UD chemist investigates reactions damage paintings

UD chemist investigates reactions that damage paintings

3:02 AM, 26th August 2011
UD chemist investigates reactions that damage paintings


NEWARK, US: In the days before artists could go to a store and buy commercial paints, they mixed their own, often combining pigments made of lead salts with such materials as egg whites and vegetable oils.

“They were seat-of-the-pants chemists,” said Cecil Dybowski, Professor of Chemistry and Biochemistry, University of Delaware. “But they didn’t understand the chemistry itself and they didn’t foresee what would happen to those pigments in the future.”

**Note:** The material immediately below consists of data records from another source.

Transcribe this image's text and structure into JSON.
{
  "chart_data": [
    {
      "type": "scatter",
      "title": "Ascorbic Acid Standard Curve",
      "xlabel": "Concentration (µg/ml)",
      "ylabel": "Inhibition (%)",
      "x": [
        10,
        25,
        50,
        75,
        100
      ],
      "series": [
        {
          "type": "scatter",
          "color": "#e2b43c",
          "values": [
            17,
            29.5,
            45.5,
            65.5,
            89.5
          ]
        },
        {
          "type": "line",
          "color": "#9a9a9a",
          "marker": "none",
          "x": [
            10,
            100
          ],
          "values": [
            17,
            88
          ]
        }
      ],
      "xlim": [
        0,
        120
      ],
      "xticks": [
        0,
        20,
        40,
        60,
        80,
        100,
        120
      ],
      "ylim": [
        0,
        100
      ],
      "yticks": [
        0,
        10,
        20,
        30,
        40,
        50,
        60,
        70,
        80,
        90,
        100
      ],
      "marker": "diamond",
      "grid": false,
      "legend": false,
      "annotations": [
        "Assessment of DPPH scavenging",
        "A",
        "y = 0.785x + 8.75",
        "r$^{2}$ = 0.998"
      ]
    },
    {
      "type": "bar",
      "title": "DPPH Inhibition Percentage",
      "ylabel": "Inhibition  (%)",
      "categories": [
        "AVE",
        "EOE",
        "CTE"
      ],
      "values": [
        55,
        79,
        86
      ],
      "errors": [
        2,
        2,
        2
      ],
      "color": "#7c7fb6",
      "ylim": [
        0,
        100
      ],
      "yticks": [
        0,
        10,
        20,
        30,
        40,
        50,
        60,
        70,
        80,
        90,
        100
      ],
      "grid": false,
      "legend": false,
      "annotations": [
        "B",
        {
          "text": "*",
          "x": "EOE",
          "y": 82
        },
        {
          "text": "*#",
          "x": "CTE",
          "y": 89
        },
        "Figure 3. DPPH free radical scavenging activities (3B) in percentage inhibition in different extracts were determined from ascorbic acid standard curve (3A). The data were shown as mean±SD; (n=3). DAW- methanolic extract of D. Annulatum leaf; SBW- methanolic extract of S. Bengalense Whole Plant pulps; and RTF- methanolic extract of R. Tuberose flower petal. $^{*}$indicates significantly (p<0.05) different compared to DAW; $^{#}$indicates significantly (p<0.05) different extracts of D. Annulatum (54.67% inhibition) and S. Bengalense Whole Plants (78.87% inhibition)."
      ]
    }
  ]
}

What generally happened is that internal chemical reactions gradually occurred in the dried paints, causing them to change in various ways and eventually damaging their works of art.  

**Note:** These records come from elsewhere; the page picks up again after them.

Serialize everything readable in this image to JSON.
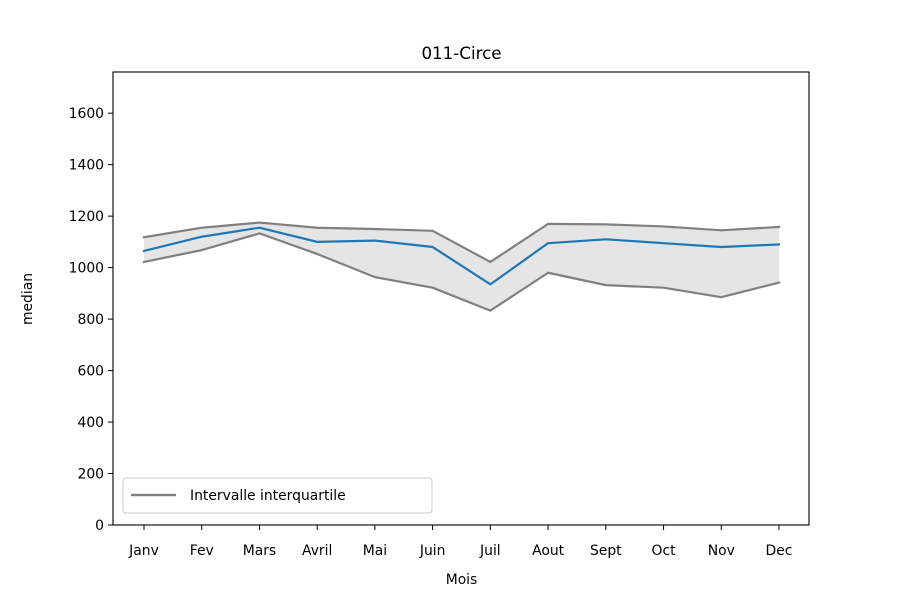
{
  "chart_data": {
    "type": "line",
    "title": "011-Circe",
    "xlabel": "Mois",
    "ylabel": "median",
    "categories": [
      "Janv",
      "Fev",
      "Mars",
      "Avril",
      "Mai",
      "Juin",
      "Juil",
      "Aout",
      "Sept",
      "Oct",
      "Nov",
      "Dec"
    ],
    "ylim": [
      0,
      1760
    ],
    "yticks": [
      0,
      200,
      400,
      600,
      800,
      1000,
      1200,
      1400,
      1600
    ],
    "series": [
      {
        "name": "",
        "role": "median",
        "color": "#1f77b4",
        "values": [
          1065,
          1120,
          1155,
          1100,
          1105,
          1080,
          935,
          1095,
          1110,
          1095,
          1080,
          1090
        ]
      },
      {
        "name": "Intervalle interquartile",
        "role": "upper-quartile",
        "color": "#808080",
        "values": [
          1118,
          1155,
          1175,
          1155,
          1150,
          1143,
          1022,
          1170,
          1168,
          1160,
          1145,
          1158
        ]
      },
      {
        "name": "",
        "role": "lower-quartile",
        "color": "#808080",
        "values": [
          1022,
          1068,
          1133,
          1053,
          963,
          922,
          833,
          980,
          932,
          922,
          885,
          942
        ]
      }
    ],
    "fill_between": {
      "color": "#e5e5e5",
      "between": [
        "upper-quartile",
        "lower-quartile"
      ]
    },
    "grid": false,
    "legend": {
      "placement": "lower-left",
      "entries": [
        "Intervalle interquartile"
      ]
    }
  }
}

Supported by a National Science Foundation (NSF) grant, Dybowski and colleagues at New York’s Metropolitan Museum of Art will create models of centuries-old paints and use special spectroscopic techniques to analyze the reactions that occur within them. Researchers at the Metropolitan came up with the idea for the project and contacted Dybowski. Specifically, Dybowski and other UD scientists use nuclear magnetic resonance (NMR) spectrometry for analyzing a variety of materials.

Last year, a team of researchers in the Department of Chemistry and Biochemistry, including Dybowski, received a $2.2 million grant to acquire a highly specialized NMR spectrometer that will be used by scientists throughout the University and the region.

“I wouldn’t be able to attack this problem on my own and I don’t think the Met could either. The NSF likes collaborative projects like this, which looks at art as science and science as art,” said Dybowski.

The chemical makeup of paints and pigments has been studied extensively over the years in art conservation work, but this project seeks to duplicate the chemistry of the old paints and then analyze those chemical reactions with the most modern technology. NMR can’t yet easily study the surface of a painting, and the analysis requires a relatively large sample, which is why the researchers will be creating their own paints to use as models.

The three-year project will begin in September. The Metropolitan’s researchers are Silvia Centeno, a Physical Chemist who specializes in a type of analysis known as Raman spectroscopy and Nicholas Zumbulyadis, a retired NMR, Spectroscopist from the Eastman Kodak Research Laboratories.

“I never set out to study artworks,” said Dybowski. “I was interested in the fundamental spectroscopic properties of lead and I’ve been studying that for about 10 years. Then, out of the blue, I got the call from the Met. I think it shows the amazing diversity of chemistry and how knowledge that might seem theoretical suddenly becomes extremely pertinent to problems one might not have envisioned.”